Sheikholeslam then rose to become the Iranian Foreign Ministry's director for Arab affairs in the 1980's, a role that, according to this article on the website of Radio Free Europe (from 2004) put him in charge, as coordinator, of the
Islamic Revolution Guards Corps participation in Hizballah operations. He was Mohtashami-Pur's Foreign Ministry contact in connection with the April 1983 bombing of the U.S. Embassy in Beirut.You could say he's a well-accomplished terrorist with plenty of blood on his hands.
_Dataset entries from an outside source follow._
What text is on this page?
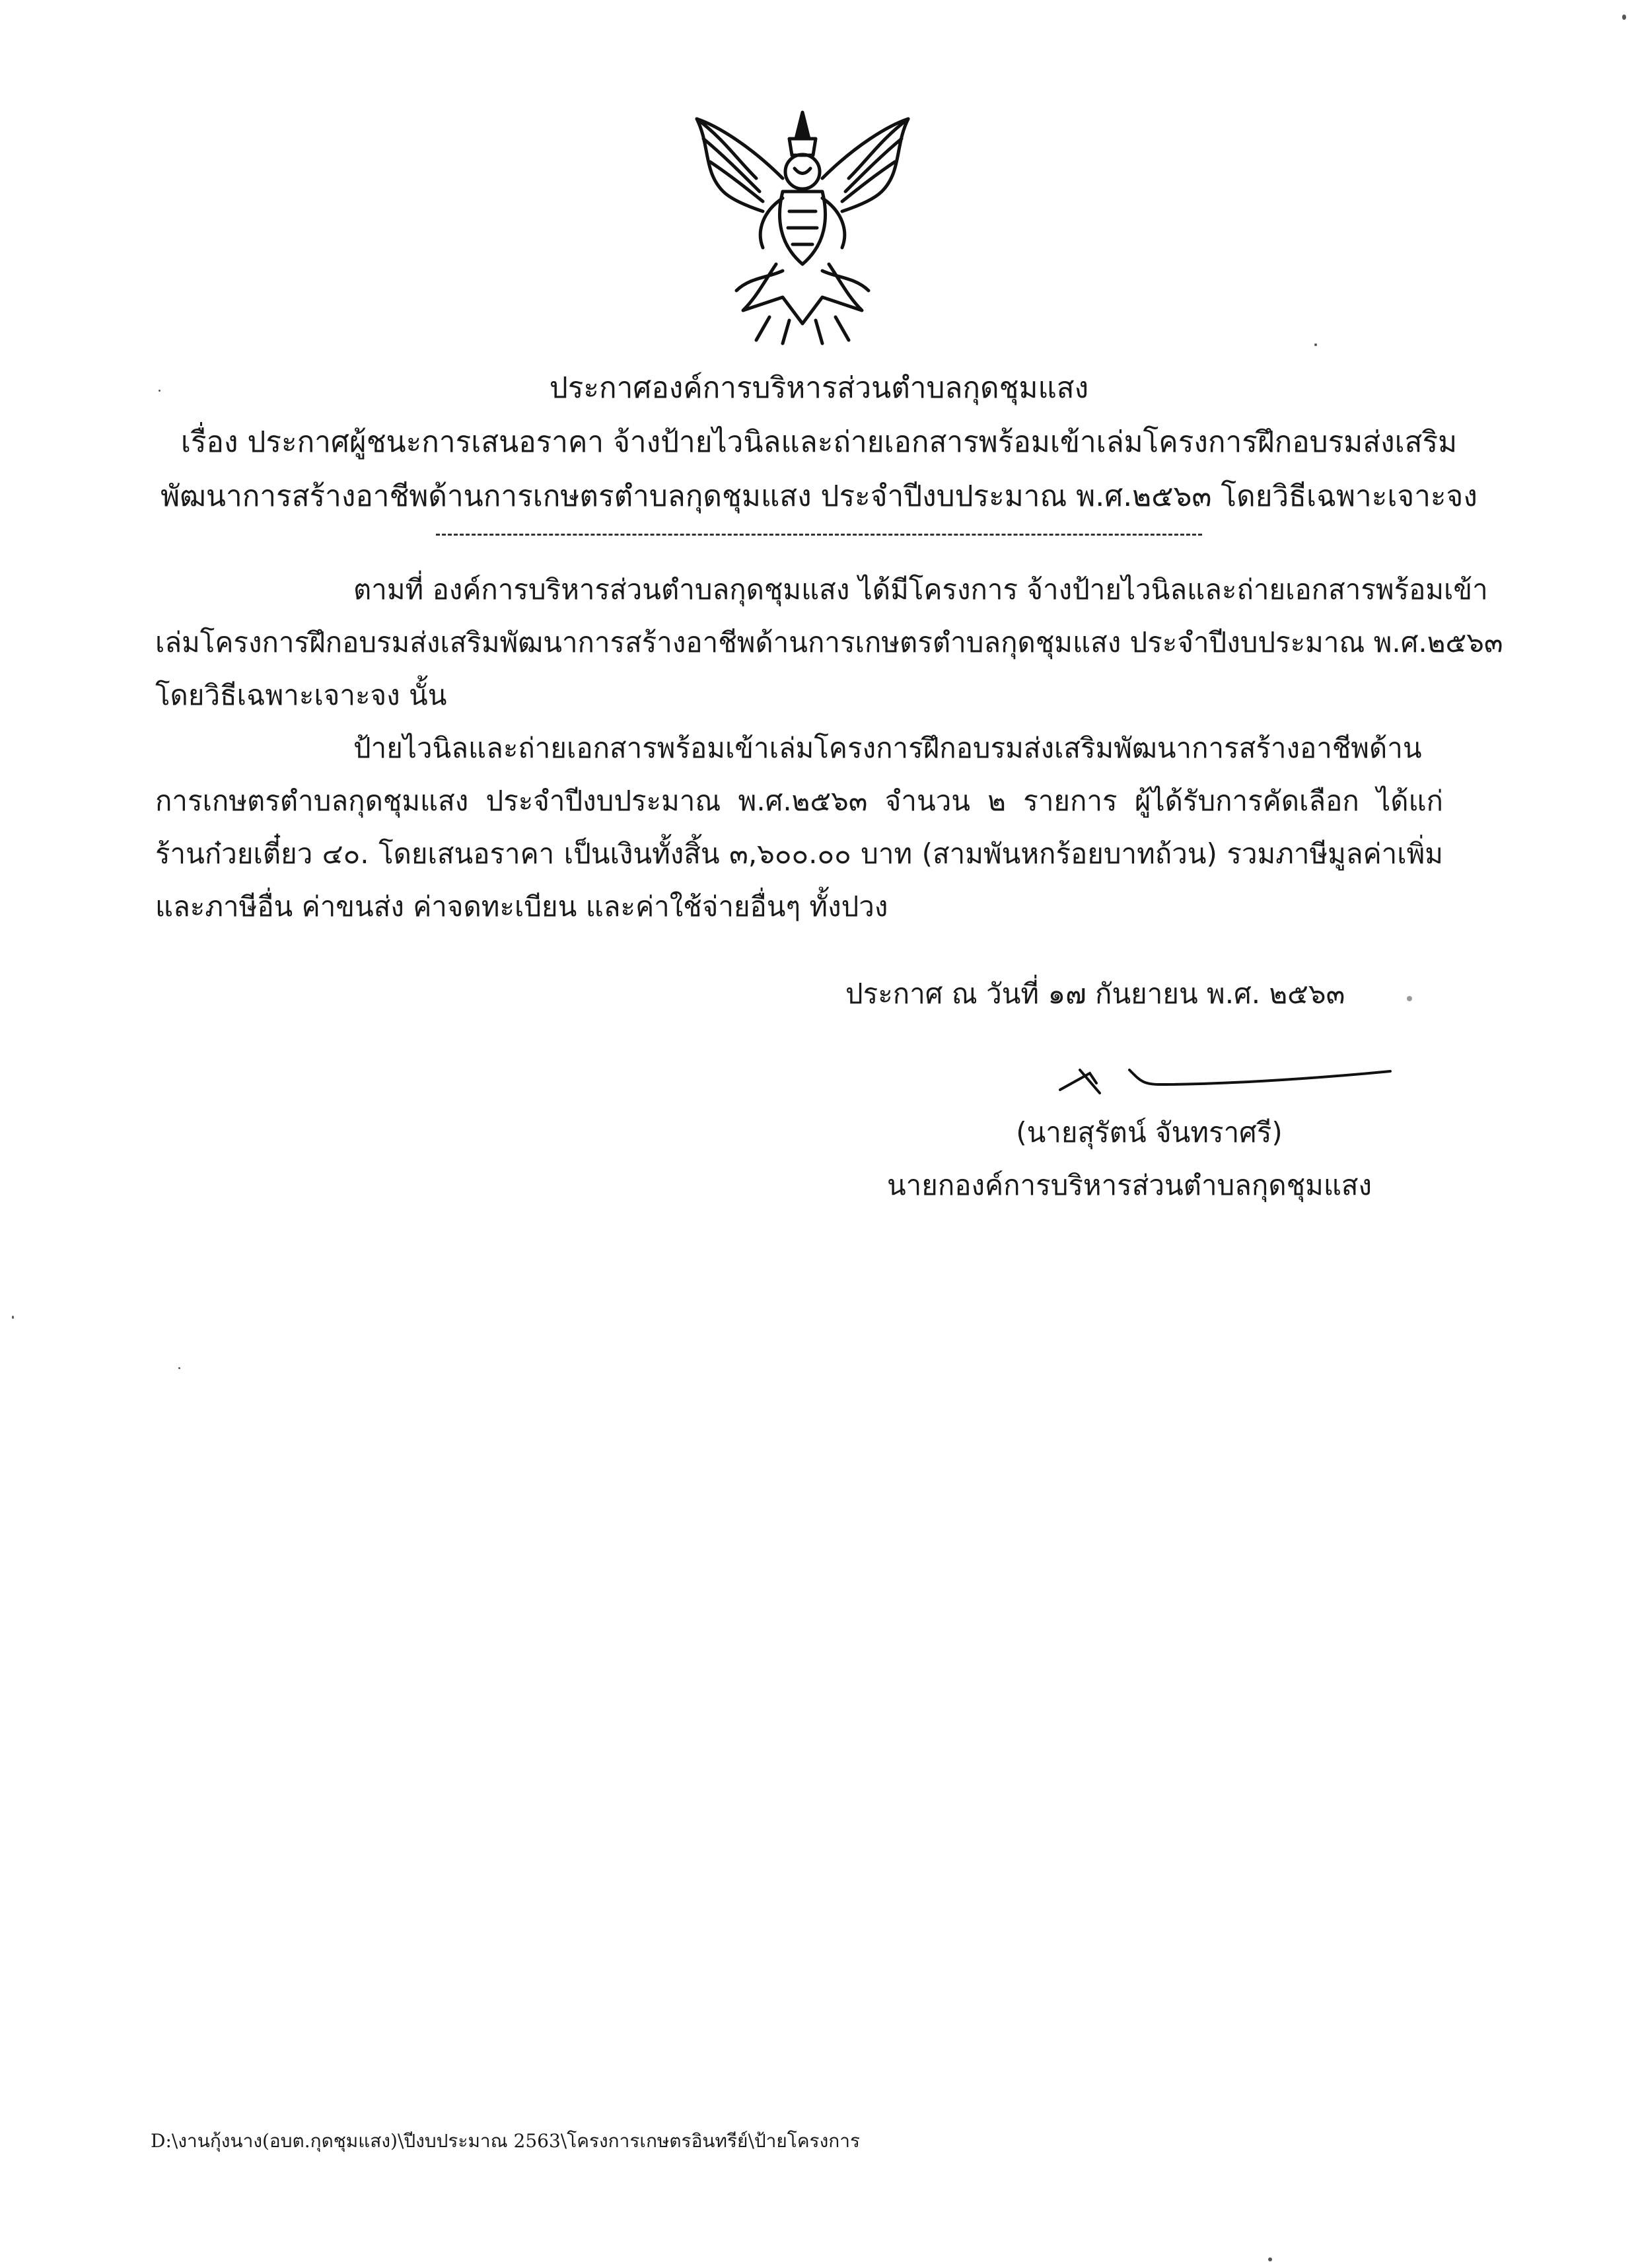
ประกาศองค์การบริหารส่วนตำบลกุดชุมแสง
เรื่อง ประกาศผู้ชนะการเสนอราคา จ้างป้ายไวนิลและถ่ายเอกสารพร้อมเข้าเล่มโครงการฝึกอบรมส่งเสริม
พัฒนาการสร้างอาชีพด้านการเกษตรตำบลกุดชุมแสง ประจำปีงบประมาณ พ.ศ.๒๕๖๓ โดยวิธีเฉพาะเจาะจง
ตามที่ องค์การบริหารส่วนตำบลกุดชุมแสง ได้มีโครงการ จ้างป้ายไวนิลและถ่ายเอกสารพร้อมเข้า
เล่มโครงการฝึกอบรมส่งเสริมพัฒนาการสร้างอาชีพด้านการเกษตรตำบลกุดชุมแสง ประจำปีงบประมาณ พ.ศ.๒๕๖๓
โดยวิธีเฉพาะเจาะจง นั้น
ป้ายไวนิลและถ่ายเอกสารพร้อมเข้าเล่มโครงการฝึกอบรมส่งเสริมพัฒนาการสร้างอาชีพด้าน
การเกษตรตำบลกุดชุมแสง ประจำปีงบประมาณ พ.ศ.๒๕๖๓ จำนวน ๒ รายการ ผู้ได้รับการคัดเลือก ได้แก่
ร้านก๋วยเตี๋ยว ๔๐. โดยเสนอราคา เป็นเงินทั้งสิ้น ๓,๖๐๐.๐๐ บาท (สามพันหกร้อยบาทถ้วน) รวมภาษีมูลค่าเพิ่ม
และภาษีอื่น ค่าขนส่ง ค่าจดทะเบียน และค่าใช้จ่ายอื่นๆ ทั้งปวง
ประกาศ ณ วันที่ ๑๗ กันยายน พ.ศ. ๒๕๖๓
(นายสุรัตน์ จันทราศรี)
นายกองค์การบริหารส่วนตำบลกุดชุมแสง
D:\งานกุ้งนาง(อบต.กุดชุมแสง)\ปีงบประมาณ 2563\โครงการเกษตรอินทรีย์\ป้ายโครงการ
And the designated bearer of a message his bosses have chosen to display on one of their most watched front pages.
Sheikholeslam also happens to be the Iranian regime insider we quoted anonymously a week ago [here] when his government
denied a request by Palestinian Authority (PA) chairman Mahmoud Abbas to visit Tehran... [and] dismissed the Palestine Liberation Organization (PLO) officials' claims that Abbas will make a trip to Tehran in October. "They requested the visit more than once but we haven’t accepted it yet; they have recently repeated their demand once again but we have not provided them with a positive response," he said, according to the news website. Sheikholeslam also stressed Tehran's full support for the “resistance front”, adding that no one can destroy the friendship and strategic relations between Iran and Hamas. [Israel National News, August 20, 2015]So just to re-state this: the Iranian official who today, at this very hour, is saying in his official capacity and in the most prominent and public of places that Israel must be annihilated is also the Iranian official who managed his country's strategic involvements with the terrorists of both Hamas and Hezbollah. And it's also he who supervised the Iranian part of the 1983 bombing of the US Embassy in Beirut in which 63 people were murdered - mostly embassy and CIA staff members along with several US soldiers and a US Marine.
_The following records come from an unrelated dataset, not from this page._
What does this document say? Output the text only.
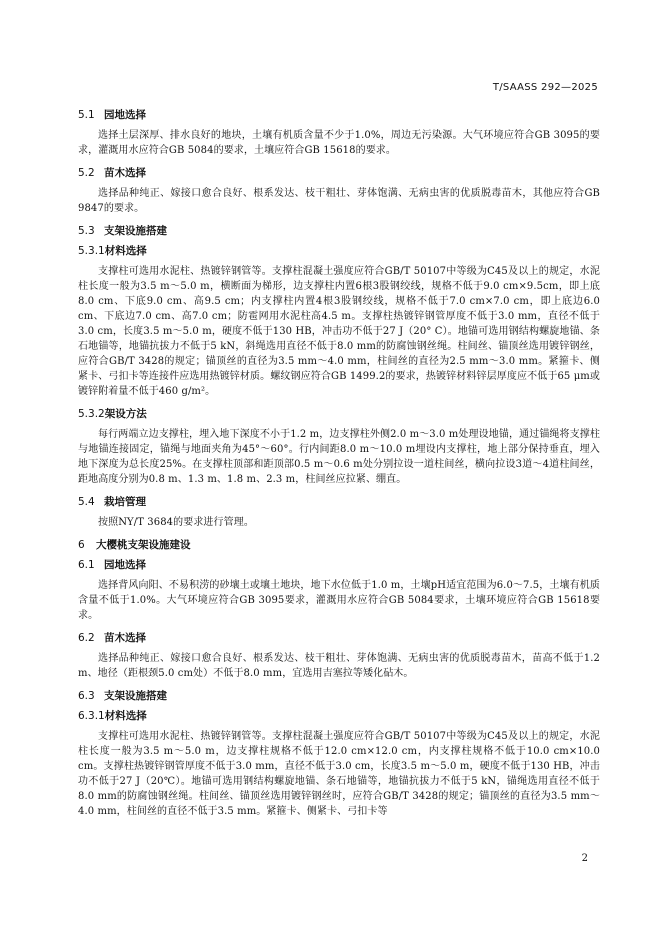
T/SAASS 292—2025
5.1 园地选择

选择土层深厚、排水良好的地块，土壤有机质含量不少于1.0%，周边无污染源。大气环境应符合GB 3095的要求，灌溉用水应符合GB 5084的要求，土壤应符合GB 15618的要求。

5.2 苗木选择

选择品种纯正、嫁接口愈合良好、根系发达、枝干粗壮、芽体饱满、无病虫害的优质脱毒苗木，其他应符合GB 9847的要求。

5.3 支架设施搭建
5.3.1材料选择

支撑柱可选用水泥柱、热镀锌钢管等。支撑柱混凝土强度应符合GB/T 50107中等级为C45及以上的规定，水泥柱长度一般为3.5 m～5.0 m，横断面为梯形，边支撑柱内置6根3股钢绞线，规格不低于9.0 cm×9.5cm，即上底8.0 cm、下底9.0 cm、高9.5 cm；内支撑柱内置4根3股钢绞线，规格不低于7.0 cm×7.0 cm，即上底边6.0 cm、下底边7.0 cm、高7.0 cm；防雹网用水泥柱高4.5 m。支撑柱热镀锌钢管厚度不低于3.0 mm，直径不低于3.0 cm，长度3.5 m～5.0 m，硬度不低于130 HB，冲击功不低于27 J（20° C）。地锚可选用钢结构螺旋地锚、条石地锚等，地锚抗拔力不低于5 kN，斜绳选用直径不低于8.0 mm的防腐蚀钢丝绳。柱间丝、锚顶丝选用镀锌钢丝，应符合GB/T 3428的规定；锚顶丝的直径为3.5 mm～4.0 mm，柱间丝的直径为2.5 mm～3.0 mm。紧箍卡、侧紧卡、弓扣卡等连接件应选用热镀锌材质。螺纹钢应符合GB 1499.2的要求，热镀锌材料锌层厚度应不低于65 μm或镀锌附着量不低于460 g/m²。

5.3.2架设方法

每行两端立边支撑柱，埋入地下深度不小于1.2 m，边支撑柱外侧2.0 m～3.0 m处理设地锚，通过锚绳将支撑柱与地锚连接固定，锚绳与地面夹角为45°～60°。行内间距8.0 m～10.0 m埋设内支撑柱，地上部分保持垂直，埋入地下深度为总长度25%。在支撑柱顶部和距顶部0.5 m～0.6 m处分别拉设一道柱间丝，横向拉设3道～4道柱间丝，距地高度分别为0.8 m、1.3 m、1.8 m、2.3 m，柱间丝应拉紧、绷直。

5.4 栽培管理

按照NY/T 3684的要求进行管理。

6 大樱桃支架设施建设
6.1 园地选择

选择背风向阳、不易积涝的砂壤土或壤土地块，地下水位低于1.0 m，土壤pH适宜范围为6.0～7.5，土壤有机质含量不低于1.0%。大气环境应符合GB 3095要求，灌溉用水应符合GB 5084要求，土壤环境应符合GB 15618要求。

6.2 苗木选择

选择品种纯正、嫁接口愈合良好、根系发达、枝干粗壮、芽体饱满、无病虫害的优质脱毒苗木，苗高不低于1.2 m、地径（距根颈5.0 cm处）不低于8.0 mm，宜选用吉塞拉等矮化砧木。

6.3 支架设施搭建
6.3.1材料选择

支撑柱可选用水泥柱、热镀锌钢管等。支撑柱混凝土强度应符合GB/T 50107中等级为C45及以上的规定，水泥柱长度一般为3.5 m～5.0 m，边支撑柱规格不低于12.0 cm×12.0 cm，内支撑柱规格不低于10.0 cm×10.0 cm。支撑柱热镀锌钢管厚度不低于3.0 mm，直径不低于3.0 cm，长度3.5 m～5.0 m，硬度不低于130 HB，冲击功不低于27 J（20℃）。地锚可选用钢结构螺旋地锚、条石地锚等，地锚抗拔力不低于5 kN，锚绳选用直径不低于8.0 mm的防腐蚀钢丝绳。柱间丝、锚顶丝选用镀锌钢丝时，应符合GB/T 3428的规定；锚顶丝的直径为3.5 mm～4.0 mm，柱间丝的直径不低于3.5 mm。紧箍卡、侧紧卡、弓扣卡等

2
It was the deadliest attack on a U.S. diplomatic mission up to that time, and is thought of as marking the beginning of anti-U.S. attacks by Islamist groups... [Wikipedia]Now tell us again why trusting the Iranians is going to bring peace. And why Israel's existential concerns amount to interference in domestic U.S. politics.
It's hard for us to ignore how openly and loudly Iran states that its old goals - those that earned it recognition as a pariah state - are today's right goals. Does making these points mean we're part of the group the president of the United States has taken to calling "the crazies"? Should it matter that most Americans, most Representatives in the House and a majority of the US Senate agree with us?